Резким движением генерал отбросил упавшие на висок волосы и протянул руку к спичечной коробке.

— Разные… Это меня тоже больше всего мучит, — сказал Никулин, отрываясь от стола. — У меня есть ребята, бившие немца и сами на себе испытавшие его железную силу, его хитрость и коварство. Но есть из других частей. Эти еще не привыкли друг к другу. Много бродили в одиночку по лесам.

Генерал, наклонившись над картой, слушал комбата внимательно.

— Им веревка кажется змеей. Они боятся немца и думают, что его никакая сила не отразит — пуля не пробьет, сабля не возьмет.

— Гмм… Вопрос ясен, — нахмурился Соколов. — Притупленное оружие надо наточить и оно режущим станет. Это уже от тебя зависит. Расставь таких между крепкими солдатами. Заставь поверить в силу пули, штыка, гранаты.

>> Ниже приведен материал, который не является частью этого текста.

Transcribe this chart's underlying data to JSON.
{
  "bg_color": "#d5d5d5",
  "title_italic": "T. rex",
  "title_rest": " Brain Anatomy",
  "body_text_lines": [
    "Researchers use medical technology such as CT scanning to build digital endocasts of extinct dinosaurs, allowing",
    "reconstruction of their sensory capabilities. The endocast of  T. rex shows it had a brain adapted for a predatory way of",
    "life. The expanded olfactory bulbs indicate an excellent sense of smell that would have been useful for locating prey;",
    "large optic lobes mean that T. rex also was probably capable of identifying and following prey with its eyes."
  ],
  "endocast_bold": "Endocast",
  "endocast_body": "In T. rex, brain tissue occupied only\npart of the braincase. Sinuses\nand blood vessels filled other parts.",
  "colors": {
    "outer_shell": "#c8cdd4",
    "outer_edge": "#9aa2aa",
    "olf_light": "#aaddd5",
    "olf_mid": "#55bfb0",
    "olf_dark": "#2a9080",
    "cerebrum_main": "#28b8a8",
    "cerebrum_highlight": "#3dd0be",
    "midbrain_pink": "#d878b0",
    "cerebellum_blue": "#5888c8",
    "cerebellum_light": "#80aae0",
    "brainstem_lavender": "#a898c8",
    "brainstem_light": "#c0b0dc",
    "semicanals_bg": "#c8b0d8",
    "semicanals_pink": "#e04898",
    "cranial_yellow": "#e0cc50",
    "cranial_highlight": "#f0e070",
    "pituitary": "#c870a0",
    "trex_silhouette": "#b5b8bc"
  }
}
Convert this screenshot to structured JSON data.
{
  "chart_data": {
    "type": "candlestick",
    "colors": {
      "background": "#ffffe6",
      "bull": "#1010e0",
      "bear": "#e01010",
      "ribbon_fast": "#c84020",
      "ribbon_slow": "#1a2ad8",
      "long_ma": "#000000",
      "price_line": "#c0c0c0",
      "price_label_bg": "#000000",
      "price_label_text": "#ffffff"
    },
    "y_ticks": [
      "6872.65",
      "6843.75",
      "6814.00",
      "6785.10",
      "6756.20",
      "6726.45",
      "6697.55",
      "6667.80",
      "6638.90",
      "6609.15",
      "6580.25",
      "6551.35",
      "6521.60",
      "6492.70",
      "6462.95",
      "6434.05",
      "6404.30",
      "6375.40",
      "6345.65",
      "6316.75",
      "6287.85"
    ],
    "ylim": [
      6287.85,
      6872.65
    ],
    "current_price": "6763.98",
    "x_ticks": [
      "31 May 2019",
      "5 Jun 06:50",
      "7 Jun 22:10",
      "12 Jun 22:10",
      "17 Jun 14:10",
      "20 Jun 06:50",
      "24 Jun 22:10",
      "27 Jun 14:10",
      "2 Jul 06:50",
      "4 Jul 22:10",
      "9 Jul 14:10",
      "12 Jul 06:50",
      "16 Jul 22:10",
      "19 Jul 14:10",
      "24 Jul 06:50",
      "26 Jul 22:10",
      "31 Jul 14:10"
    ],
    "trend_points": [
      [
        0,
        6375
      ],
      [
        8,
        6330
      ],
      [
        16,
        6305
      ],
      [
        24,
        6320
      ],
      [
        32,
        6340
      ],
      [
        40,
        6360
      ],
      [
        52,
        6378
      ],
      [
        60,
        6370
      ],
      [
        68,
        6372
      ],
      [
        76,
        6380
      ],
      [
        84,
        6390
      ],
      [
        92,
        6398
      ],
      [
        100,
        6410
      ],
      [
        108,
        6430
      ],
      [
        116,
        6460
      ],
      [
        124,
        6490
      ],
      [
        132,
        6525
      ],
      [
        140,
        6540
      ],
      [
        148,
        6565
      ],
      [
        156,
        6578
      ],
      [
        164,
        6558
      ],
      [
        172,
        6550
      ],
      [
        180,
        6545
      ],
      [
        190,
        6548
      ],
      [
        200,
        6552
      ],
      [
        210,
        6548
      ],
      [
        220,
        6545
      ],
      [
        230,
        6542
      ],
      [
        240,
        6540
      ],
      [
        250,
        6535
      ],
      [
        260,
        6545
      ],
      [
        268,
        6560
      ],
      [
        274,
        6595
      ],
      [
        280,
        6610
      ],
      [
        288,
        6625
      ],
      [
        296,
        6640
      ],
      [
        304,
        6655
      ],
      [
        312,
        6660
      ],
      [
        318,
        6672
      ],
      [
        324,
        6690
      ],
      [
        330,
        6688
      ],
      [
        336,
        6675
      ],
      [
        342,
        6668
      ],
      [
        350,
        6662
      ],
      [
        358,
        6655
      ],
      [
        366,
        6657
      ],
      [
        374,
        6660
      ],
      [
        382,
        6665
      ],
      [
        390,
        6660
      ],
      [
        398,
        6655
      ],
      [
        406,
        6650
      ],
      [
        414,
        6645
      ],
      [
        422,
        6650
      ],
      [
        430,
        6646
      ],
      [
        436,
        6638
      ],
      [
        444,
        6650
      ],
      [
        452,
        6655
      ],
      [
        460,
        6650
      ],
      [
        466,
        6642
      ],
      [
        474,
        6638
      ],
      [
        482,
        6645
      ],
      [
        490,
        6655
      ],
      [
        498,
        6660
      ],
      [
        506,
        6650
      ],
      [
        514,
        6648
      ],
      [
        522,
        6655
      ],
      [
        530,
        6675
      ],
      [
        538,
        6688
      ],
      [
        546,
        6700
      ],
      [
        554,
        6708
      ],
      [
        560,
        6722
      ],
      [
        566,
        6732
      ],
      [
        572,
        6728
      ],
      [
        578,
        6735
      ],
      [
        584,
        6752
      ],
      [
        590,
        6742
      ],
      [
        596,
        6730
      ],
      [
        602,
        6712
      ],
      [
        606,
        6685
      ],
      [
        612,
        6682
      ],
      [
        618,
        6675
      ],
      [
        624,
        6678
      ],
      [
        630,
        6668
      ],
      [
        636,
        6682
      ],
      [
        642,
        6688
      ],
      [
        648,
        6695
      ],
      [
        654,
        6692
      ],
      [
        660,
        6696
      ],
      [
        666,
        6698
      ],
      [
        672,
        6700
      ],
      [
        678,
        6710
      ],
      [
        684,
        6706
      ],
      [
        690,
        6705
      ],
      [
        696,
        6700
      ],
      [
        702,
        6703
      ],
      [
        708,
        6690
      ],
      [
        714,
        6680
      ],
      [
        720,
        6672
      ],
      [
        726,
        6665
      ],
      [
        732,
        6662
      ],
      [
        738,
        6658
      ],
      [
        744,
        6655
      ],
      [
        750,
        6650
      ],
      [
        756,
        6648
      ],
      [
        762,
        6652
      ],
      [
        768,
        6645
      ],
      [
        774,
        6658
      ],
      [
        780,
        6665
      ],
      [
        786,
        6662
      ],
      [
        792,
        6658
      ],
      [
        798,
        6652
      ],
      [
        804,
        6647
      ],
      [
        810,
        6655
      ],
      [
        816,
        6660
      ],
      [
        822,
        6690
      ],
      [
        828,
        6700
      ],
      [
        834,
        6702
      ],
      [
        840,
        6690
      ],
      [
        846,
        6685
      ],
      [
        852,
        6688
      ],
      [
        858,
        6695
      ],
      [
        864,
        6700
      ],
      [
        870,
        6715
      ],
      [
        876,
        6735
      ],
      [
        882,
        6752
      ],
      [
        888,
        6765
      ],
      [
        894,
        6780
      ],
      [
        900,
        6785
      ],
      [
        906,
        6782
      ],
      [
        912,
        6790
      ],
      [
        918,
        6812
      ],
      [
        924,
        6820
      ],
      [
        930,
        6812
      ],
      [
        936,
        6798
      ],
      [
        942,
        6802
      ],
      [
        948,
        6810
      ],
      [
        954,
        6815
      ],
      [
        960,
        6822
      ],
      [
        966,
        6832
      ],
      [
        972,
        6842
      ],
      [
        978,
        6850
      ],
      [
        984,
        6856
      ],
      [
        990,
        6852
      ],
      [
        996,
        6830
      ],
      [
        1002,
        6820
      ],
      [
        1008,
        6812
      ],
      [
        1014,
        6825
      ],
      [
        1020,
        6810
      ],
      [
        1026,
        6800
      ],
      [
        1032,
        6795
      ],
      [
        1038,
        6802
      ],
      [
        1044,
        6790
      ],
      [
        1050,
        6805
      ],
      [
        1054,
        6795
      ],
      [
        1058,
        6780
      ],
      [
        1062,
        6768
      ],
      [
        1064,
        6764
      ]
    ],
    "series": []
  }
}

Заставь осознать, на что способен пулемет, если он в руках отважного человека.

— Я считаю, что нельзя действовать только методом приказа, — согласился Никулин. — Очень важно усилить в бойце веру в собственные силы.

— Вот, вот, — подняв указательный палец, подтвердил Соколов. — Это основное. Если боец будет верить в себя, он не только у немца, у черта душу вырвет. — Генерал посмотрел на часы. Задохнувшись дымом, он со злостью бросил недокуренную папиросу и велел ординарцу принести кофе. Никулин спросил, нет ли к нему других вопросов.

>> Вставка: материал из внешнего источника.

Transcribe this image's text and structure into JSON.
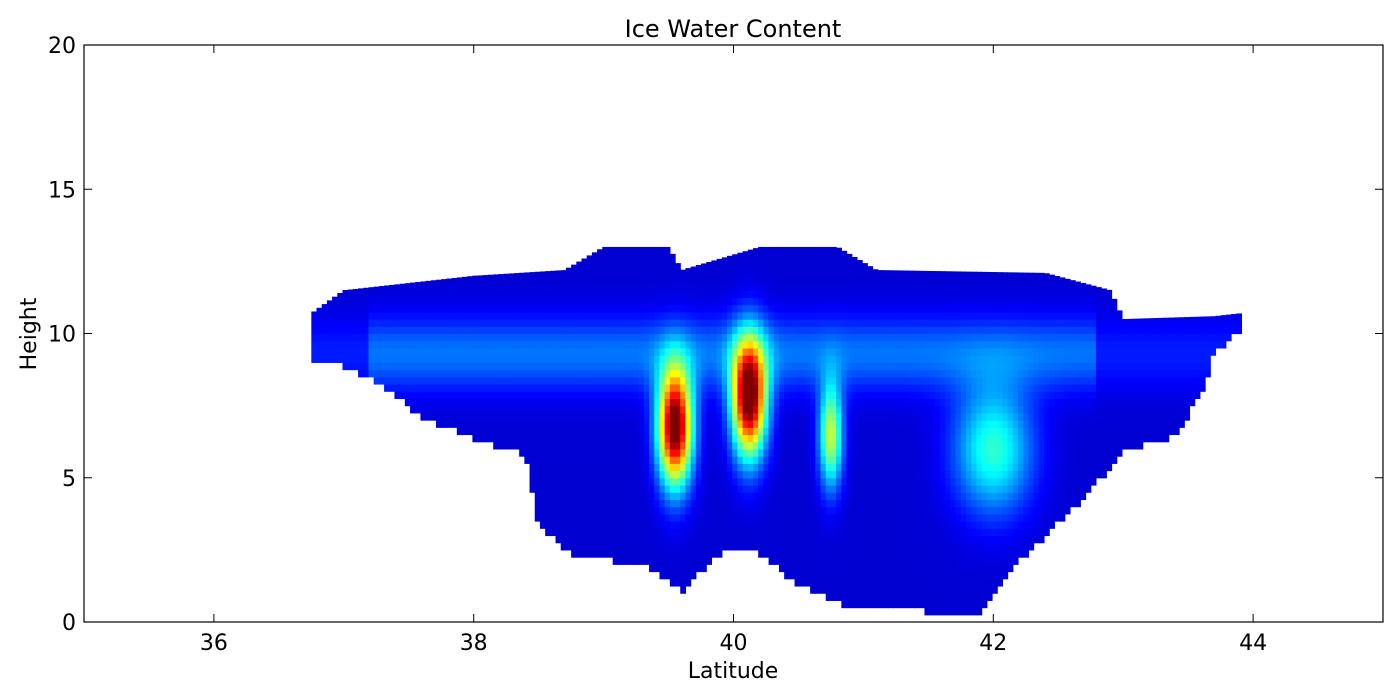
{
  "chart_data": {
    "type": "heatmap",
    "title": "Ice Water Content",
    "xlabel": "Latitude",
    "ylabel": "Height",
    "xlim": [
      35,
      45
    ],
    "ylim": [
      0,
      20
    ],
    "xticks": [
      36,
      38,
      40,
      42,
      44
    ],
    "yticks": [
      0,
      5,
      10,
      15,
      20
    ],
    "colormap": "jet",
    "grid": false,
    "colorbar": false,
    "field_extent": {
      "top_height_profile": [
        [
          36.75,
          10.7
        ],
        [
          37.0,
          11.5
        ],
        [
          37.6,
          11.8
        ],
        [
          38.0,
          12.0
        ],
        [
          38.7,
          12.2
        ],
        [
          39.0,
          13.0
        ],
        [
          39.5,
          13.0
        ],
        [
          39.6,
          12.2
        ],
        [
          40.2,
          13.0
        ],
        [
          40.8,
          13.0
        ],
        [
          41.1,
          12.2
        ],
        [
          42.4,
          12.1
        ],
        [
          42.9,
          11.5
        ],
        [
          43.0,
          10.5
        ],
        [
          43.7,
          10.6
        ],
        [
          43.9,
          10.7
        ]
      ],
      "bottom_height_profile": [
        [
          36.75,
          9.0
        ],
        [
          37.0,
          9.0
        ],
        [
          37.3,
          8.3
        ],
        [
          37.6,
          7.2
        ],
        [
          38.0,
          6.5
        ],
        [
          38.4,
          5.9
        ],
        [
          38.5,
          3.5
        ],
        [
          38.8,
          2.3
        ],
        [
          39.3,
          2.2
        ],
        [
          39.6,
          1.2
        ],
        [
          39.9,
          2.5
        ],
        [
          40.2,
          2.5
        ],
        [
          40.5,
          1.4
        ],
        [
          40.9,
          0.6
        ],
        [
          41.4,
          0.6
        ],
        [
          41.7,
          0.25
        ],
        [
          41.9,
          0.5
        ],
        [
          42.1,
          1.8
        ],
        [
          42.6,
          4.0
        ],
        [
          43.0,
          6.0
        ],
        [
          43.4,
          6.6
        ],
        [
          43.6,
          8.0
        ],
        [
          43.7,
          9.5
        ],
        [
          43.9,
          10.2
        ]
      ]
    },
    "high_value_cores": [
      {
        "lat": 39.55,
        "height": 6.8,
        "level": "maximum"
      },
      {
        "lat": 40.12,
        "height": 7.8,
        "level": "maximum"
      },
      {
        "lat": 40.75,
        "height": 6.5,
        "level": "moderate"
      },
      {
        "lat": 42.0,
        "height": 6.0,
        "level": "low-moderate"
      }
    ]
  }
}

Соколов отрицательно махнул рукой-:

— Нет… Полковник все скажет. Выпей стакан кофе.

Никулин, взяв из сумки записную книжечку, начал было быстро делать краткие пометки, понятные только ему. Генерал посмотрел на комбата и недовольно проворчал:

— Остынет же. Пейте, Капитан быстро сунул книжку и карандаш в сумку, отхлебнул горячего кофе.

— Отлично, отлично! Умеет готовить, — облизывая губы, произнес Никулин.

— Советую вам: почаще пейте кофе. Я им жив…

Никулин небольшими глотками допил кофе, попросил разрешения встать. Он уже собирался уйти, но, по обыкновению прикусив губу, задумался. Потом, решившись, спросил генерала:

— Сюда прибывают штучки, новенькие-преновенькие. Сверкающие.

— Вот артиллерия! Целовать хочется, — гордо произнес Соколов.

— Мне, конечно, тоже достанется? — с волнением произнес Никулин.

— Это остается в распоряжении командования. На каком участке враг сосредоточит свои силы, туда их бросят.

— Я стою на больших и важных дорогах. Значит, имею право взять, — решительно произнес Никулин.

— Разбойник избирает места поукромнее…

— Но этот разбойник стал таким нахальным, что па машинах гонит прямо к воротам дома.

— Еще лучше. Мы как раз и откроем глаза глупому разбойнику, — сказал Соколов и крепко пожал руку капитану. — Отучим его. Дадим, как говорится, от ворот поворот.

Никулин, покачиваясь на лошади, ехал по затвердевшей грязи. Видно было, что он не кавалерист — на лошади сидел неловко. На дороге встречались кренящиеся, высоко груженные машины. Шагали группы усталых пехотинцев.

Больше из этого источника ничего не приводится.